Fourth Quarter 2020: Market Review & Outlook

Published by Waycross Partners on

Market Review

In the final quarter of 2020, U.S. equities continued to post gains for the third consecutive quarter, with positive Covid-19 vaccine news and the U.S. election result aiding recovery in the more cyclical segments of the market. The S&P 500 returned 18.4% for the year, and 12.2% in just the fourth quarter.

Value stocks (as measured by the Russell 3000 Value index) rose by 17%, posting their best quarter since 2009. The Russell 3000 Growth gained 12%, underperforming over the quarter, but continued to lead by a wide margin for the calendar year. Even more notable was the performance of small caps, with the Russell 2000 returning 31% in the quarter, nearly wiping out its underperformance versus the large cap Russell 1000 for the year.

Within the S&P 500, economically-sensitive sectors made the strongest gains in the quarter, with more defensive sectors making more modest progress. After significantly lagging for the year, Energy was the top performing sector in the fourth quarter when beaten-down shares rose as investors bet on a vaccine-fueled uptick in oil demand. Real Estate and Consumer Staples were the lowest performing sectors in the quarter.

Amid worsening pandemic conditions with sharply rising cases, deaths and hospitalizations resulting in increased lockdowns and a slowdown in economic activity, Congress finally passed a $900 billion fiscal stimulus package in late December. The Federal Reserve nonetheless maintained its supportive message, indicating the current levels of quantitative easing will likely continue.

Macroeconomic data indicates that the economy continued to grow in the latter half of the year, but later economic readings did show a slowdown in the pace of expansion, likely reflecting the new challenges created by the surge in Covid-19 cases.


Broader market strength in recent weeks has been driven by a number of factors including stimulus optimism, the vaccine rollout, and an ongoing fiscal and monetary policy tailwind. However, there are still some overhangs, including positioning and sentiment, stretched valuations (particularly for certain names in the Technology sector), and potential concerns around vaccine distribution into next year, as the pace of vaccinations has already somewhat slowed. Inflation pressures may also be emerging, with the 10-year breakeven at two-year highs, which could set up a scenario where the Fed pulls back its support next year.
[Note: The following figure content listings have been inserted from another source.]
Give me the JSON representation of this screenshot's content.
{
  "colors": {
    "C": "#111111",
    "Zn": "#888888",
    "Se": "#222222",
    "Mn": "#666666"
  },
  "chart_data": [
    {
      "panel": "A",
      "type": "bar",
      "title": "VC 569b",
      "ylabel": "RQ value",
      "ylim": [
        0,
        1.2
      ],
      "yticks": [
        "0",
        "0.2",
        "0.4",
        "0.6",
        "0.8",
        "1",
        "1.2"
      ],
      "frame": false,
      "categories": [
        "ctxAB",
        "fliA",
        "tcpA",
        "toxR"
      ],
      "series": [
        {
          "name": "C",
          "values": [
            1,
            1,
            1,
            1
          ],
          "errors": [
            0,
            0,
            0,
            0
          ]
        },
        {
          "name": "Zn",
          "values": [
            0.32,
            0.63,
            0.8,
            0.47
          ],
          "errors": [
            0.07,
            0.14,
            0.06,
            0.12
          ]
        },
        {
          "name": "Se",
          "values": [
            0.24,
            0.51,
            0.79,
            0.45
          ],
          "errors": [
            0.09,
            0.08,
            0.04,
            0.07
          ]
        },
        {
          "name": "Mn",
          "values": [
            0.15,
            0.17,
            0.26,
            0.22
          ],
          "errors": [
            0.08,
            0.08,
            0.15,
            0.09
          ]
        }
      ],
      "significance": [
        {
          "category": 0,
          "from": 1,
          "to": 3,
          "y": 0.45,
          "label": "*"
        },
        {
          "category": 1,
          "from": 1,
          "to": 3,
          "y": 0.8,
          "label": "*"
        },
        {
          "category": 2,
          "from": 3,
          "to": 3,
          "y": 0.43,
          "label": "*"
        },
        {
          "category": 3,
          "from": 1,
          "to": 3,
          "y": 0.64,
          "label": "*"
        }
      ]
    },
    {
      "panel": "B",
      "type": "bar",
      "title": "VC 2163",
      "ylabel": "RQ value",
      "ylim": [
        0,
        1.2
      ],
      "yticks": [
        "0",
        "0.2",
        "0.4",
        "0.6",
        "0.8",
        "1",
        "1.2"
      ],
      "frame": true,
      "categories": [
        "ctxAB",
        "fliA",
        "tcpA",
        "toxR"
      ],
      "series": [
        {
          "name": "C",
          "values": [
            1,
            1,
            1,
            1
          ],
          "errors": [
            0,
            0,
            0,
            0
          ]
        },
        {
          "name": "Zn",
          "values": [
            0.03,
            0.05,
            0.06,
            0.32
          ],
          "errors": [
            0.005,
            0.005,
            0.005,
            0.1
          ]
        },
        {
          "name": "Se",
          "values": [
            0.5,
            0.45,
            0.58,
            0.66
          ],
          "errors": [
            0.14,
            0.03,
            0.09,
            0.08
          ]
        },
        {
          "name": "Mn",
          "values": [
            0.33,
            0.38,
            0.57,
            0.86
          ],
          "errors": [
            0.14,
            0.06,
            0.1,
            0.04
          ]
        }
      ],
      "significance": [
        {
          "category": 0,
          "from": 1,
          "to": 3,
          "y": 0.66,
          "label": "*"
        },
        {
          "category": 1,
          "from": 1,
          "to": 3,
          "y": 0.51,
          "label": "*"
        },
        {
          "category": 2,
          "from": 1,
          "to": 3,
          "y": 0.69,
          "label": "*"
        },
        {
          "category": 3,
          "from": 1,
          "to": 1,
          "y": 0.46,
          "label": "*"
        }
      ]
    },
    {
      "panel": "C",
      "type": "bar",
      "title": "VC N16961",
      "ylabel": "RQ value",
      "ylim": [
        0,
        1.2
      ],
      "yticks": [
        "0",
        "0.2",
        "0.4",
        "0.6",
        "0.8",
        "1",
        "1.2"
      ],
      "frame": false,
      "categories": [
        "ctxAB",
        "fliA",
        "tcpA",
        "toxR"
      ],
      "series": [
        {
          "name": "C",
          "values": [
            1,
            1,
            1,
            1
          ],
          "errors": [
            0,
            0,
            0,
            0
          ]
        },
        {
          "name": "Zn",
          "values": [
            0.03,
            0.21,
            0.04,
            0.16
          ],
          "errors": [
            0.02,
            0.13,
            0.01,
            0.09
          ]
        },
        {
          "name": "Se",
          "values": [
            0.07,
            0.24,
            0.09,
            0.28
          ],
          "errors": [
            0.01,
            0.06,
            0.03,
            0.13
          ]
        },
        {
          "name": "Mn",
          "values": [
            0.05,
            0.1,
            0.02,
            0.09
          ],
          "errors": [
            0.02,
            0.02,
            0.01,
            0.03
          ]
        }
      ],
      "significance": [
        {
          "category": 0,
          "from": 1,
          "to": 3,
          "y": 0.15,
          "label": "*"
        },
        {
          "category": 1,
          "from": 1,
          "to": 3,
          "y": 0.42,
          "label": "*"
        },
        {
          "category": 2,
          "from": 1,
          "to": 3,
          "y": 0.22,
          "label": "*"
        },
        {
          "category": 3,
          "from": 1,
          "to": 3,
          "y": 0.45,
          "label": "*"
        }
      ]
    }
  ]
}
However, if vaccine progress is successful, we expect a return to “normal-ish” in the second half of the year, which could help extend the rotation that began in early November away from technology and growth leadership toward cyclical, value-oriented stocks. During the pandemic, technology and growth stocks enjoyed tailwinds from boosts to earnings and lower discount rates. These tailwinds should reverse somewhat once vaccines become more available and lockdowns begin to ease. This should allow for typical early-cycle recovery dynamics to resume, with investors rotating toward the types of stocks that benefit from a return to more normal economic activity.

We believe diversification and selection will be key in a post Covid-19 market. Despite many stocks currently appearing expensive, as the rotation toward economically-sensitive stocks continues, we are beginning to see opportunity in some of the lagging sectors of 2020, such as Financials and Industrials, and in more value-oriented stocks.